Wirtschaft : Von Sinnen

Manager als Juden von heute: Die Banker wollen sich ihr Fehlverhalten nicht eingestehen. Wenn sie sich nicht schämen, müssen sie sich aber zumindest kritisch befragen lassen. Nicht von den Gesellschaftern, sondern von der ganzen Gesellschaft.

Ein Kommentar von Stephan-Andreas Casdorff

Keine Scham, keine Selbstkritik, keine Selbstbespiegelung, nicht einmal eine kurze Selbstvergewisserung. Nichts von alledem. Unsere Ökonomen, unsere Manager machen weiter wie bisher. Und noch mehr. Falsch.
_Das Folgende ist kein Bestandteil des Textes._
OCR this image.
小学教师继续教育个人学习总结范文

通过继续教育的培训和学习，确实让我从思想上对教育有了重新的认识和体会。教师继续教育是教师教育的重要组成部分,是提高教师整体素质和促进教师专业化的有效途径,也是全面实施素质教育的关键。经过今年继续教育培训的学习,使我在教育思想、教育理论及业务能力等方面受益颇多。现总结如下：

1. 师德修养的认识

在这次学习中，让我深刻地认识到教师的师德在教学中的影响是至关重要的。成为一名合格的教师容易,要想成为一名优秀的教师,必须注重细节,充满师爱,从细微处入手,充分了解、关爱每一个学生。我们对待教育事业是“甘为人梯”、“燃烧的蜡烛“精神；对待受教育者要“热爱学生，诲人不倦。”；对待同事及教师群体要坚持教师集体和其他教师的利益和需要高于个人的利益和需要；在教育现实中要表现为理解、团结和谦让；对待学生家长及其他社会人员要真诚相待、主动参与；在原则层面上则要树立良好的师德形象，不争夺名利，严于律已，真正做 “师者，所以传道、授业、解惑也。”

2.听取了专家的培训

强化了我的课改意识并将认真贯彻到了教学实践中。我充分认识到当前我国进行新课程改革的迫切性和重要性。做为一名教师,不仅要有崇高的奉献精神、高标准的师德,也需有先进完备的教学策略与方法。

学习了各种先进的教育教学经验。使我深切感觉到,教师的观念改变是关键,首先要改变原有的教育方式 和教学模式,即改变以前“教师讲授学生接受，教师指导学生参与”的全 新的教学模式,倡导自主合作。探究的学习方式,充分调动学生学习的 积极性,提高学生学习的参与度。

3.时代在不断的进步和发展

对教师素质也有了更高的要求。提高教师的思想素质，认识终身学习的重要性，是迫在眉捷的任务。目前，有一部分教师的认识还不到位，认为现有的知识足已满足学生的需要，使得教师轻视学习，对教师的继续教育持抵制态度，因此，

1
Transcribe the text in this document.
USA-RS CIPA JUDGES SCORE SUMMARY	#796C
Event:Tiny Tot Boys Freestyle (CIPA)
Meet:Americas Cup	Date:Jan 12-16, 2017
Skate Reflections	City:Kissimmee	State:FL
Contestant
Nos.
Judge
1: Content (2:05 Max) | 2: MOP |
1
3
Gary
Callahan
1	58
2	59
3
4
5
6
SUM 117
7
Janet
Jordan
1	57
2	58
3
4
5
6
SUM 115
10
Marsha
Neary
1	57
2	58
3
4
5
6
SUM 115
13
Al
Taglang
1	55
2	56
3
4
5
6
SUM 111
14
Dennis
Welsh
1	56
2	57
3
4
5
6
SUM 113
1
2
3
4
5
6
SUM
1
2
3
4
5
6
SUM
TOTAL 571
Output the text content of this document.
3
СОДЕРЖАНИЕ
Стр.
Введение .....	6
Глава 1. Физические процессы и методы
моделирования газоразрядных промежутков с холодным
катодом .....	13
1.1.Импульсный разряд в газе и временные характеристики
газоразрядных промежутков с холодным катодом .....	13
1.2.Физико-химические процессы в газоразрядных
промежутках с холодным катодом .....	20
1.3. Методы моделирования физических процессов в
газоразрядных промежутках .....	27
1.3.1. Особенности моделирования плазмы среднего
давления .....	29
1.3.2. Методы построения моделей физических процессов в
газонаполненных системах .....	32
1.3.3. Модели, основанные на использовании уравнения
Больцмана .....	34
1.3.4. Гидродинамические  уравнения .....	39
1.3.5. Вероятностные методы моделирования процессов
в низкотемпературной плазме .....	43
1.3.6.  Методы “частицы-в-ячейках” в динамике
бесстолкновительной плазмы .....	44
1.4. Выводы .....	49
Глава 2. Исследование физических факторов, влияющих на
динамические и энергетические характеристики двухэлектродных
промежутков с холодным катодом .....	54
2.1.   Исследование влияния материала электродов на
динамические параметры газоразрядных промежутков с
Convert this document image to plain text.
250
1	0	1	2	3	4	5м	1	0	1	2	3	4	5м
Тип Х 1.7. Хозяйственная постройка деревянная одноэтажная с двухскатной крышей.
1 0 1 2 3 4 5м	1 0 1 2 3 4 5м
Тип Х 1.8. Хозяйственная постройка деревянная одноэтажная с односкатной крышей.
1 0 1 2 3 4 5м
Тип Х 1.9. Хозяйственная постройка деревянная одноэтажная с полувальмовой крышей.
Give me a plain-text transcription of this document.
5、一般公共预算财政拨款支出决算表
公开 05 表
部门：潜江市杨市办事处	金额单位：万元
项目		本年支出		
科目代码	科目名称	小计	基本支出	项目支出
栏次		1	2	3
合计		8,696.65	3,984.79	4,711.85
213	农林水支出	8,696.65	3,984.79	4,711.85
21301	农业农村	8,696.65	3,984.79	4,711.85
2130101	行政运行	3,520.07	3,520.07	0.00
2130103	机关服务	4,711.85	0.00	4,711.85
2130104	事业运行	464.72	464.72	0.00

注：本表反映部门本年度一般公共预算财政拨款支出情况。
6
Was Hans-Werner Sinn da gesagt hat, der Chef des Wirtschaftsforschungsinstituts Ifo, ist ungeheuerlich. Manager als die Juden von heute: Das ist als Vergleich monströs. Und er war gewollt, ungeachtet der Entschuldigung – damit sich dahinter alle aus der Branche versammeln können. Auf dass sich jede Kritik an ihnen verbiete. Sie wollen sich ihr Fehlverhalten nicht eingestehen, nicht am Pranger stehen. Darum auch hat sich niemand, kein einziger Manager oder Forscher, umgehend oder wenigstens nach zwölf Stunden Bedenkzeit von Sinns Worten distanziert. Hieran zeigt sich ihr Geist.

Das Selbstbild dieser vermeintlichen „Klasse“ wird zum Problem. Angriff ist die beste Verteidigung, so sehen sie es wohl. Das aber offenbart eine Dimension des falsch Verstandenen, die gefährlich wird fürs System, für die Akzeptanz der sozialen Marktwirtschaft. So generieren die Herren Menschen der Wirtschaft keinen Gewinn, nicht einmal für sich, sondern nur Radikalität in der Gesellschaft. Die Geister, die sie rufen …

Was haben sich die Blüms, Geißlers, Seehofers nicht alles von Managern und sogenannten Experten anhören müssen. Wie haben die verächtlich über diese „Herz-Jesu-Marxisten“ gesprochen. Seit Anfang der 90er Jahre ging es ums Soziale, und heute wissen wir: Wirtschaftsweise sind oft dumm genug, weiter so zu tun, als hätten sie immer schon alles gewusst. Oder sie haben es immer besser gewusst. Wer’s nicht glaubt, der lese ihre Bücher, Interviews, Kommentare. Wenn sie alle das alles aufessen müssten, was sie gesagt haben – wie sie dann aussähen. Wie das Abziehbild des Kapitalisten. Schön ist das nicht.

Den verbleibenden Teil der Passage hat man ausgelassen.